Romney is in the “awkward position” for a politician of merely trying to avoid making mistakes, according to Rasmussen based on polling.

“Yes, he needs to outline what he might like to do. He needs to keep raising challenges to the president’s policies — economic policies, healthcare policies, energy policies,” Rasmussen explained. “But he can never pretend that the election is about him. It’s still about Barack Obama. Most people who are supporting Mitt Romney right now say this election is a choice of a lesser of two evils, but they will support him because they’d like to vote against Barack Obama.”

He added that most Americans “obviously” believe that the country is not better off than when President Obama took office.

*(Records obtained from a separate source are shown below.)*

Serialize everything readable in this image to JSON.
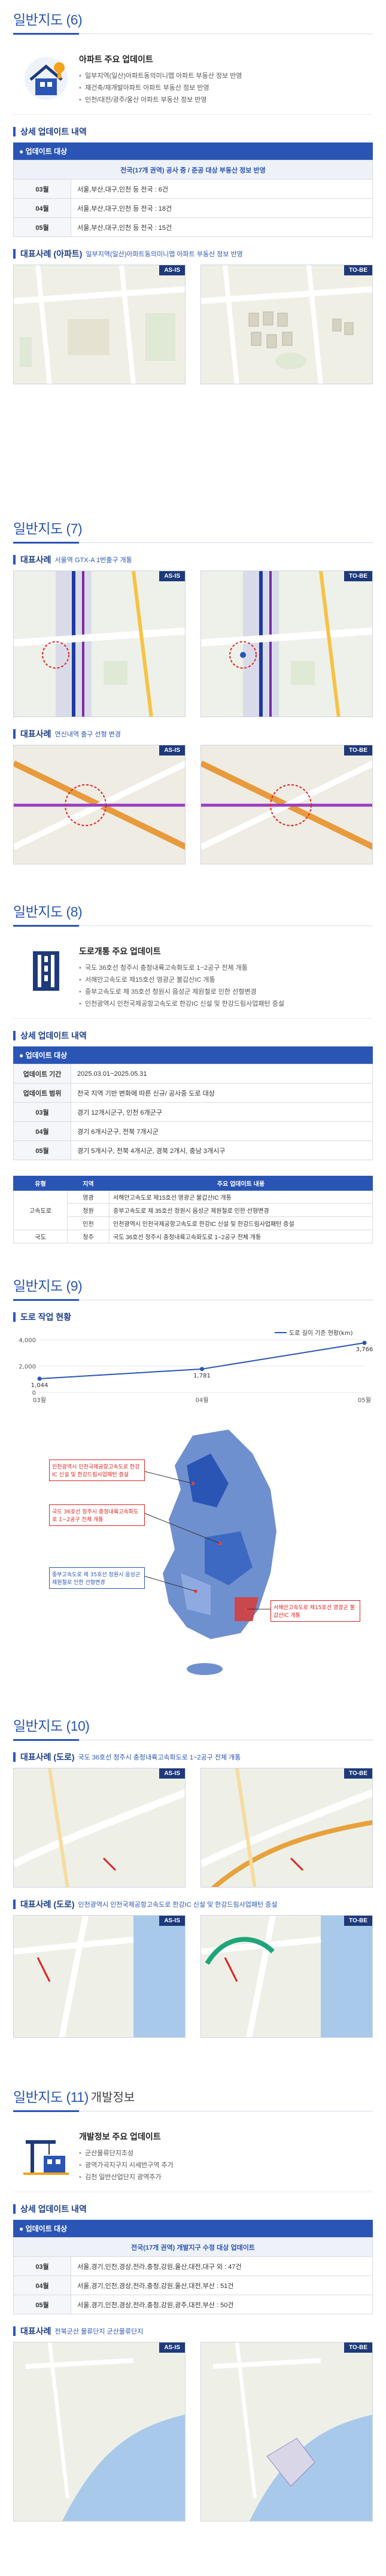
{
  "s6": {
    "title": "일반지도 (6)",
    "intro_head": "아파트 주요 업데이트",
    "intro_items": [
      "일부지역(일산)아파트동의미니맵 아파트 부동산 정보 반영",
      "재건축/재개발아파트 아파트 부동산 정보 반영",
      "인천/대전/광주/울산 아파트 부동산 정보 반영"
    ],
    "detail_title": "상세 업데이트 내역",
    "update_bar": "업데이트 대상",
    "table_header": "전국(17개 권역) 공사 중 / 준공 대상 부동산 정보 반영",
    "rows": [
      {
        "label": "03월",
        "value": "서울,부산,대구,인천 등 전국 : 6건"
      },
      {
        "label": "04월",
        "value": "서울,부산,대구,인천 등 전국 : 18건"
      },
      {
        "label": "05월",
        "value": "서울,부산,대구,인천 등 전국 : 15건"
      }
    ],
    "case_title": "대표사례 (아파트)",
    "case_note": "일부지역(일산)아파트동의미니맵 아파트 부동산 정보 반영",
    "as_is": "AS-IS",
    "to_be": "TO-BE"
  },
  "s7": {
    "title": "일반지도 (7)",
    "case1_title": "대표사례",
    "case1_note": "서울역 GTX-A 1번출구 개통",
    "case2_title": "대표사례",
    "case2_note": "연신내역 출구 선형 변경",
    "as_is": "AS-IS",
    "to_be": "TO-BE"
  },
  "s8": {
    "title": "일반지도 (8)",
    "intro_head": "도로개통 주요 업데이트",
    "intro_items": [
      "국도 36호선 청주시 충청내륙고속화도로 1~2공구 전체 개통",
      "서해안고속도로 제15호선 영광군 불갑산IC 개통",
      "중부고속도로 제 35호선 청원시 음성군 제원철로 인한 선형변경",
      "인천광역시 인천국제공항고속도로 한강IC 신설 및 한강드림사업패턴 증설"
    ],
    "detail_title": "상세 업데이트 내역",
    "update_bar": "업데이트 대상",
    "rows": [
      {
        "label": "업데이트 기간",
        "value": "2025.03.01~2025.05.31"
      },
      {
        "label": "업데이트 범위",
        "value": "전국 지역 기반 변화에 따른 신규/ 공사중 도로 대상"
      },
      {
        "label": "03월",
        "value": "경기 12개시군구, 인천 6개군구"
      },
      {
        "label": "04월",
        "value": "경기 6개시군구, 전북 7개시군"
      },
      {
        "label": "05월",
        "value": "경기 5개시구, 전북 4개시군, 경북 2개시, 충남 3개시구"
      }
    ],
    "mini_headers": [
      "유형",
      "지역",
      "주요 업데이트 내용"
    ],
    "mini_rows": [
      {
        "type": "고속도로",
        "region": "영광",
        "content": "서해안고속도로 제15호선 영광군 불갑산IC 개통"
      },
      {
        "type": "",
        "region": "청원",
        "content": "중부고속도로 제 35호선 청원시 음성군 제원철로 인한 선형변경"
      },
      {
        "type": "",
        "region": "인천",
        "content": "인천광역시 인천국제공항고속도로 한강IC 신설 및 한강드림사업패턴 증설"
      },
      {
        "type": "국도",
        "region": "청주",
        "content": "국도 36호선 청주시 충청내륙고속화도로 1~2공구 전체 개통"
      }
    ]
  },
  "s9": {
    "title": "일반지도 (9)",
    "chart_title": "도로 작업 현황",
    "callouts": [
      "인천광역시 인천국제공항고속도로 한강IC 신설 및 한강드림사업패턴 증설",
      "국도 36호선 청주시 충청내륙고속화도로 1~2공구 전체 개통",
      "중부고속도로 제 35호선 청원시 음성군 제원철로 인한 선형변경",
      "서해안고속도로 제15호선 영광군 불갑산IC 개통"
    ]
  },
  "chart_data": {
    "type": "line",
    "title": "도로 작업 현황",
    "categories": [
      "03월",
      "04월",
      "05월"
    ],
    "series": [
      {
        "name": "도로 길이 기준 현황(km)",
        "values": [
          1044,
          1781,
          3766
        ]
      }
    ],
    "value_labels": [
      "1,044",
      "1,781",
      "3,766"
    ],
    "ylim": [
      0,
      4000
    ],
    "yticks": [
      "0",
      "2,000",
      "4,000"
    ],
    "legend": "top-right",
    "color": "#2a55b5"
  },
  "s10": {
    "title": "일반지도 (10)",
    "case1_title": "대표사례 (도로)",
    "case1_note": "국도 36호선 청주시 충청내륙고속화도로 1~2공구 전체 개통",
    "case2_title": "대표사례 (도로)",
    "case2_note": "인천광역시 인천국제공항고속도로 한강IC 신설 및 한강드림사업패턴 증설",
    "as_is": "AS-IS",
    "to_be": "TO-BE"
  },
  "s11": {
    "title": "일반지도 (11)",
    "title_sub": "개발정보",
    "intro_head": "개발정보 주요 업데이트",
    "intro_items": [
      "군산물류단지조성",
      "광역가곡지구지 시세반구역 추가",
      "김천 일반산업단지 광역추가"
    ],
    "detail_title": "상세 업데이트 내역",
    "update_bar": "업데이트 대상",
    "table_header": "전국(17개 권역) 개발지구 수정 대상 업데이트",
    "rows": [
      {
        "label": "03월",
        "value": "서울,경기,인천,경상,전라,충청,강원,울산,대전,대구 외 : 47건"
      },
      {
        "label": "04월",
        "value": "서울,경기,인천,경상,전라,충청,강원,울산,대전,부산 : 51건"
      },
      {
        "label": "05월",
        "value": "서울,경기,인천,경상,전라,충청,강원,광주,대전,부산 : 50건"
      }
    ],
    "case_title": "대표사례",
    "case_note": "전북군산 물류단지 군산물류단지",
    "as_is": "AS-IS",
    "to_be": "TO-BE"
  }
}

“But if we ask about individual finances 33 percent right now say their own finances are in good or excellent shape, that’s down from 37 percent four years ago,” he explained. “It’s down from 35 percent the day President Obama took office. If that number does not improve — if people aren’t feeling better about their own personal finances by election day — President Obama will not be re-elected.”

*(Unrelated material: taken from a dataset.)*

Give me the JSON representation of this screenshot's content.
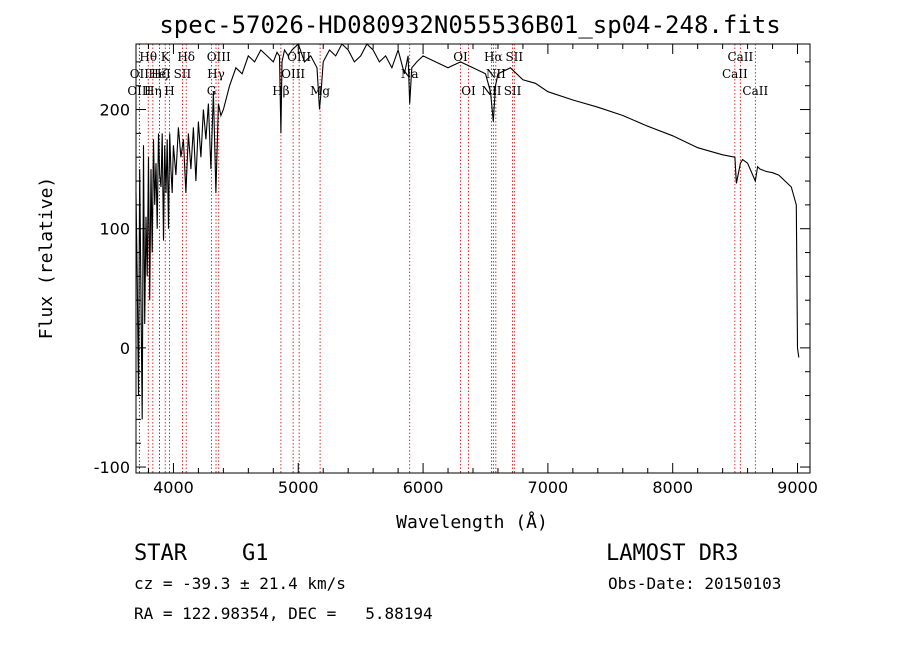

In key U.S. Senate races, Rasmussen offered these assessments:
  • Florida Sen. Bill Nelson is struggling to get above the 50 percent mark. “For an incumbent, that’s a little bit of a concern. I think Nelson’s bigger concern is having Barack Obama at the head of the ticket,” Rasmussen said. “So for Nelson to keep his job, Barack Obama needs to remain competitive. Nelson is still the slight favorite, but a big Romney victory in Florida could change that.”
  • Massachusetts Republican Scott Brown is “dead even” with Democrat Elizabeth Warren. “If it were a choice between Scott Brown and Elizabeth Warren I think Scott Brown would win, but if it’s a choice between who controls the US Senate, Republicans or Democrats, then Warren will win. It is still a Democratic-leaning state.”
  • Democrat Sen. Claire McCaskill is vulnerable is Missouri. “In fact we have her down, significantly, to each of the Republican competitors. She is a decided underdog,” he said. “The Obama campaign is not going to put forth a serious effort to try and pick up that state this time around, if he was to sense the mood in Missouri. Among all the incumbent senators out there, Claire McCaskill is the one most closely tied to the Obama administration.”
  • Democrat incumbent Jon Tester’s race in Montana is still too close to call against Republican Denny Rehberg. “These are two guys who have held office statewide. They’re both very well known,” according to Rasmussen. “It is one of the races that you can’t call right now and the way that it goes will determine control of the US Senate.”
  • Virginia’s Senate race is also too close to call between Democrat Timothy M. Kaine and Republican fellow former governor George Allen. “Both men are well known in the state,” said Rasmussen. “I believe that whichever party wins Virginia in the presidential race — whichever party walks away with those Electoral College votes — will also walk away with that Senate seat.”